As mentioned, the proportion of invasive pneumococcal disease caused by sero19A strains seems to have stabilized in the population surveyed by the ABC program. However, the proportions of the different clonal complexes that comprise the circulating sero19A in the United States have not remained stable. The reasons for the changes in the epidemiology of the CC19919A, CC320/27119A, and CC69519A strains over the last decade are probably multifactorial. The implementation of the 7 valent conjugate vaccine program in 2000 has no doubt put immunological pressure on the 7 serotypes contained in this vaccine, leading to their rapid decline. Removal of these vaccine serotypes has possibly provided niches for other serotypes to occupy, such as those that make up the sero19A clonal complexes. Antimicrobial nonsusceptibility also likely plays a role, as antimicrobial-resistant clonal complexes are increasing in prevalence in each year surveyed. Whether these factors are the only drivers for clonal complex sero19A fluctuations is not clear now.
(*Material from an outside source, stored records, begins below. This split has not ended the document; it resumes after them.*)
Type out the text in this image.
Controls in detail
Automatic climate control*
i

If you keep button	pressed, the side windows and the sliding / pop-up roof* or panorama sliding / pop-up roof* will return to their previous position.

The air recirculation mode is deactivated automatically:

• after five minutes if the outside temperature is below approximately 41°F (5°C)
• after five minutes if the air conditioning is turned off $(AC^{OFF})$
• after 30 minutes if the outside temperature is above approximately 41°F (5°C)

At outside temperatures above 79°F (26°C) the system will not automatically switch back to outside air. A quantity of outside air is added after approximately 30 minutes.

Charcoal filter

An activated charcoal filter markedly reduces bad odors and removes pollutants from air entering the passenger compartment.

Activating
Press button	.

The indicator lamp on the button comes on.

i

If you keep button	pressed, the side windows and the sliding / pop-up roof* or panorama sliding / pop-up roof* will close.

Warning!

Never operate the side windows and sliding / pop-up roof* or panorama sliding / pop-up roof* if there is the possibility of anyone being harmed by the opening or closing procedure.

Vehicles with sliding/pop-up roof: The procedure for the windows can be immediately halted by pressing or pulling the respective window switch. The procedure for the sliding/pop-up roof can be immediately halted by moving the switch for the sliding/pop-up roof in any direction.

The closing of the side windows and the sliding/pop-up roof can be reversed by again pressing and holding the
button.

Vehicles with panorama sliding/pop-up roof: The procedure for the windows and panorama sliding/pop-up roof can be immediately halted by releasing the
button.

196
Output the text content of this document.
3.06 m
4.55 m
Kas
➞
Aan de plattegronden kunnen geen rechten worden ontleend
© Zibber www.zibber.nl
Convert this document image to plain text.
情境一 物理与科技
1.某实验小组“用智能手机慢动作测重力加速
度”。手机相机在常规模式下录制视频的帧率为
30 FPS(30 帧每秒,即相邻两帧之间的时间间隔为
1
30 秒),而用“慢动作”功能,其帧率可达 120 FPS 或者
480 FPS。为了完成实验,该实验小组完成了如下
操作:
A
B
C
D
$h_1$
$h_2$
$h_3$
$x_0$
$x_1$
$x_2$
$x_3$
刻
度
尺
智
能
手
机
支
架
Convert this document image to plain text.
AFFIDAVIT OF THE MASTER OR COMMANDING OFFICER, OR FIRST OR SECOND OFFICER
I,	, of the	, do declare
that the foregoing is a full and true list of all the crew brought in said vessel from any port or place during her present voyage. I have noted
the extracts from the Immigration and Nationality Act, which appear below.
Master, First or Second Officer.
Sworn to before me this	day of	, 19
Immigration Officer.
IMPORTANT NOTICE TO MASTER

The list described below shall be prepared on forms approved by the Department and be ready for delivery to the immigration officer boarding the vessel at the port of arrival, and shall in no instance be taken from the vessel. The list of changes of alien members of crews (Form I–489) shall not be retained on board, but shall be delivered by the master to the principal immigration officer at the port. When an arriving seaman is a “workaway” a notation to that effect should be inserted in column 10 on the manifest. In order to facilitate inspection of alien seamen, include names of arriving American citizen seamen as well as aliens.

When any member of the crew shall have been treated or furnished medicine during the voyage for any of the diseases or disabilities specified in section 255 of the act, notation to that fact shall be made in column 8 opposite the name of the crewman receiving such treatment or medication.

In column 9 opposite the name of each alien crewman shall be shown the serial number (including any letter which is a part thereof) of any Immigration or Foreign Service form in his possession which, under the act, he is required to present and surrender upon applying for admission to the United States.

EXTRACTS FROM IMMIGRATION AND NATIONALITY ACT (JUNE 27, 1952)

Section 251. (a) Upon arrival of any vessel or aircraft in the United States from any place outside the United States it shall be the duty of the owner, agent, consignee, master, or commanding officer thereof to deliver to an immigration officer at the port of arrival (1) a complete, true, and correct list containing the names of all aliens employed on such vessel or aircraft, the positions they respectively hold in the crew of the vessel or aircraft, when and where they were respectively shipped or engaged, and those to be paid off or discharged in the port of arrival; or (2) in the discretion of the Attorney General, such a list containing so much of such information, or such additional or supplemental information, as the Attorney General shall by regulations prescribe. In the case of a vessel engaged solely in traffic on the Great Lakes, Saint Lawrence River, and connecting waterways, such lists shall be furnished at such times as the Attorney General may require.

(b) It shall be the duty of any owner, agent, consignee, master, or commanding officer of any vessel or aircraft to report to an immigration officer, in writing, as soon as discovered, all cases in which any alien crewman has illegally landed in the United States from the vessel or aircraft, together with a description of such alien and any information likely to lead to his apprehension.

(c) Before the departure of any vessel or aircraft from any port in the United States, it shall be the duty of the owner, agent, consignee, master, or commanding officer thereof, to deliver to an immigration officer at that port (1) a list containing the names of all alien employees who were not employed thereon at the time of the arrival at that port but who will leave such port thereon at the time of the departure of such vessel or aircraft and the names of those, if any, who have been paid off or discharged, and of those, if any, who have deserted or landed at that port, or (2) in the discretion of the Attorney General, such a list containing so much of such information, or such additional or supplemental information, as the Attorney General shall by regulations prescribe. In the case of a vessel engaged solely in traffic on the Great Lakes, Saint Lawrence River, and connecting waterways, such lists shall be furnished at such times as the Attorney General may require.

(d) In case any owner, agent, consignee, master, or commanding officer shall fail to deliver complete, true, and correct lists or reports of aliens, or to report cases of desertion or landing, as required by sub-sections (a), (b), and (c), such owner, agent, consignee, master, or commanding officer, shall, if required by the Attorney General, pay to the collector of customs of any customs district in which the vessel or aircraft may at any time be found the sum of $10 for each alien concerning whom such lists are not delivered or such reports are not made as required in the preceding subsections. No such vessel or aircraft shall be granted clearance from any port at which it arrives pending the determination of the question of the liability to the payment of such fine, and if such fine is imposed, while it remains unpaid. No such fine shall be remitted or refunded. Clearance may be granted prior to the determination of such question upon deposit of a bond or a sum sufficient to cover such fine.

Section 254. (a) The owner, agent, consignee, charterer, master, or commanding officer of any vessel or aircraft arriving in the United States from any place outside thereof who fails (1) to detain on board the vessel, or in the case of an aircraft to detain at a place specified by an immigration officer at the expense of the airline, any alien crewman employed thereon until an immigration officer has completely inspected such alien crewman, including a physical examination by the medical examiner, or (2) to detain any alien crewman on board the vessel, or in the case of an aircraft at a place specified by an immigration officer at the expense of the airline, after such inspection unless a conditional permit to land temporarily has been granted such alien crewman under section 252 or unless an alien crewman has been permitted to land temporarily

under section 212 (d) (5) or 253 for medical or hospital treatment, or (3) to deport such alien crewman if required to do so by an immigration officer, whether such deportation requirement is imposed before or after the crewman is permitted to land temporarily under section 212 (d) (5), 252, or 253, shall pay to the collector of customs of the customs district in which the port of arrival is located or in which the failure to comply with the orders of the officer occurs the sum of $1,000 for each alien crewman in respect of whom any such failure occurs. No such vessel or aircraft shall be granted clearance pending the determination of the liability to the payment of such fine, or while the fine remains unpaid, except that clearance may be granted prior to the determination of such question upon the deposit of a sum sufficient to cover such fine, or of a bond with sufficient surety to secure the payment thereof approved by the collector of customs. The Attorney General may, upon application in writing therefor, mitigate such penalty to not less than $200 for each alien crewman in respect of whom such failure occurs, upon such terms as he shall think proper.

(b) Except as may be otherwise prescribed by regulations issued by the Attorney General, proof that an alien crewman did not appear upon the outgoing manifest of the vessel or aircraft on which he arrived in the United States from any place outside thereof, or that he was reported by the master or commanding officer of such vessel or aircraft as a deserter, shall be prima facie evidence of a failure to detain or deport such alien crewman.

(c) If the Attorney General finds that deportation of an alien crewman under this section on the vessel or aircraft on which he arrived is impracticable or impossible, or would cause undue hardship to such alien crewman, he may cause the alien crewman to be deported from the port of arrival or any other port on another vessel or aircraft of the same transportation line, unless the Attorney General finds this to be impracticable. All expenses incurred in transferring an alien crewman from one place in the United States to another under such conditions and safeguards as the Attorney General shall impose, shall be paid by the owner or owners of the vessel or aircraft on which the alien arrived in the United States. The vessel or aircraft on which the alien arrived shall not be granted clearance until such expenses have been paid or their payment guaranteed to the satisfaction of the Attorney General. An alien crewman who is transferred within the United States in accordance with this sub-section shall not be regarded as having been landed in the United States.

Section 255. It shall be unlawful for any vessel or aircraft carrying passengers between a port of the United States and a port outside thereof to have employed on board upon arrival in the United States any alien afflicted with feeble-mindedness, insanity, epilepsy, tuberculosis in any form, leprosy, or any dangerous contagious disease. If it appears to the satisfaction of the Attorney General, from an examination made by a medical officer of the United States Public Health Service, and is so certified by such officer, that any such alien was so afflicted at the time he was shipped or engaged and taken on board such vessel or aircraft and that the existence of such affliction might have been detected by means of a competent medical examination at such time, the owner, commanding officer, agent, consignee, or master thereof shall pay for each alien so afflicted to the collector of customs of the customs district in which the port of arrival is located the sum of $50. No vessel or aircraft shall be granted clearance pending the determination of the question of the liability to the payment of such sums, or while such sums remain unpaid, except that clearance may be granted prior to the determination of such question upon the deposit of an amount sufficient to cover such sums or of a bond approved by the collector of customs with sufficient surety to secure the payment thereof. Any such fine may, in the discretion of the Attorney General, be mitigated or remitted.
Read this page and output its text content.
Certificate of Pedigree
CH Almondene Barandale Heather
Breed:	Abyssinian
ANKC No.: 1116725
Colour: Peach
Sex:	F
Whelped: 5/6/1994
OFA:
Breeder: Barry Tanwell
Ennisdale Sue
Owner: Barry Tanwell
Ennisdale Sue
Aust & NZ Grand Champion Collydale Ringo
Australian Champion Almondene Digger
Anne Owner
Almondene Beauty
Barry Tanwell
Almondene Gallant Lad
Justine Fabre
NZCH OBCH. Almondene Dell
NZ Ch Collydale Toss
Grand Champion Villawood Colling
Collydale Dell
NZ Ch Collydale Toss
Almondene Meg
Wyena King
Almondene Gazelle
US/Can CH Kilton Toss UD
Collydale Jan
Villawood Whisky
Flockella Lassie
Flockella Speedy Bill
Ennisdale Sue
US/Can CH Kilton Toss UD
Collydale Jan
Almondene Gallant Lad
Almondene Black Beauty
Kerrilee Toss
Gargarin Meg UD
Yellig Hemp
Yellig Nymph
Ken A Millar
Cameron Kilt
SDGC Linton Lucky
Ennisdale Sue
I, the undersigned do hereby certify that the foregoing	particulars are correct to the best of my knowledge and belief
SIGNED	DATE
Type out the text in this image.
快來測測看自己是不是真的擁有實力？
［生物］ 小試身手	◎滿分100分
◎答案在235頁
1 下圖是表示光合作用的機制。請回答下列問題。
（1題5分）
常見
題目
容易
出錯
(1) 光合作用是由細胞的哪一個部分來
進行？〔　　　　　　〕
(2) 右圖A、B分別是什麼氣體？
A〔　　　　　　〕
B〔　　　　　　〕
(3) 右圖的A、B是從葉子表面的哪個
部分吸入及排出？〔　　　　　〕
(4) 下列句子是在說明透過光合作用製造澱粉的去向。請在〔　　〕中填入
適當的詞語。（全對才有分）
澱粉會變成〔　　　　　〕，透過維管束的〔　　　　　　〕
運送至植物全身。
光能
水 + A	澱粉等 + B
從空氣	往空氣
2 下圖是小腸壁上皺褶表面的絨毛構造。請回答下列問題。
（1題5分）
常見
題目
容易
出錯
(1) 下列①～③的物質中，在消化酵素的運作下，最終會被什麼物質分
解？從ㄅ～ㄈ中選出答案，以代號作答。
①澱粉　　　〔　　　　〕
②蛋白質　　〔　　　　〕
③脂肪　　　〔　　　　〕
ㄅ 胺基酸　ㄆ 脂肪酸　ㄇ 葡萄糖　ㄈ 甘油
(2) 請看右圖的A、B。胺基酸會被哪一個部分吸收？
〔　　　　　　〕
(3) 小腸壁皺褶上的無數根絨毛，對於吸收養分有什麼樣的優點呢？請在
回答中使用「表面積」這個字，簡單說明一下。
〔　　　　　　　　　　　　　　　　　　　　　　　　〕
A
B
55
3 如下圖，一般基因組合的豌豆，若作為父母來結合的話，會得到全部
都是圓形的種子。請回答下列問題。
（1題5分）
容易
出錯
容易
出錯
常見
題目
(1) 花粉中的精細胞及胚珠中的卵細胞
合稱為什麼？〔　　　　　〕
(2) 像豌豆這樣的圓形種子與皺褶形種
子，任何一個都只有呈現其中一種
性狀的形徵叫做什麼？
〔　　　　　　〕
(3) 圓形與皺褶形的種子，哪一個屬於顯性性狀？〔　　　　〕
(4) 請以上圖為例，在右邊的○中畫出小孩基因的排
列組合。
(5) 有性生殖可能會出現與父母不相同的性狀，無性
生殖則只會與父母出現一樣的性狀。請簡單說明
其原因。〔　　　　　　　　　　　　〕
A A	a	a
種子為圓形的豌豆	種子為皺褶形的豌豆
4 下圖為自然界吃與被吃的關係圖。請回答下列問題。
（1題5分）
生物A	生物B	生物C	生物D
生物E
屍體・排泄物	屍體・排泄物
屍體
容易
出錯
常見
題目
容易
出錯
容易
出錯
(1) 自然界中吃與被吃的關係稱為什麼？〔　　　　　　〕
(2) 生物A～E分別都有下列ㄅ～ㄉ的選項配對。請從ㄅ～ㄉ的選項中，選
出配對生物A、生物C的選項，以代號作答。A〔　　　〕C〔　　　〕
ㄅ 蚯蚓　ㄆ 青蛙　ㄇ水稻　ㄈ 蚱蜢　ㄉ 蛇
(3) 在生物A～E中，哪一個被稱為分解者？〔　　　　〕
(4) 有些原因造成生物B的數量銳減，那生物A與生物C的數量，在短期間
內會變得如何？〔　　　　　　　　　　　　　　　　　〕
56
The surveillance program of the ABC group in the United States, coupled with the detailed MLST laboratory analysis of pneumococcal isolates, allows us to identify and track pneumococcal strains that have increased in prevalence following PCV7 introduction. Although sero19A strains now cause a substantial amount of invasive pneumococcal disease and are becoming increasingly resistant to antimicrobials, making these isolates more difficult to treat, a new tool has recently become available to prevent these events from occurring. A protein-conjugate vaccine targeting 13 pneumococcal serotypes (PCV13; PCV7 serotypes plus 1, 3, 5, 6A, 7F, and 19A) will replace PCV7 and should prove as effective as the current conjugate vaccine. With the introduction of the PCV13 vaccine, invasive pneumococcal disease and the antibiotic resistance associated with the sero19A should decline to levels currently seen with the PCV7 serotypes, especially in children for whom the PCV13 vaccine will be targeted. However, as evidenced by the work described by Beall et al and by others, there is a possibility that S. pneumoniae will simply switch its serotype to escape the effects of the PCV13 vaccine. Should this switch occur (and based on evidence in the past decade, it most likely will), we will need to focus efforts on targets other than the capsule as potential pneumococcal vaccine candidates.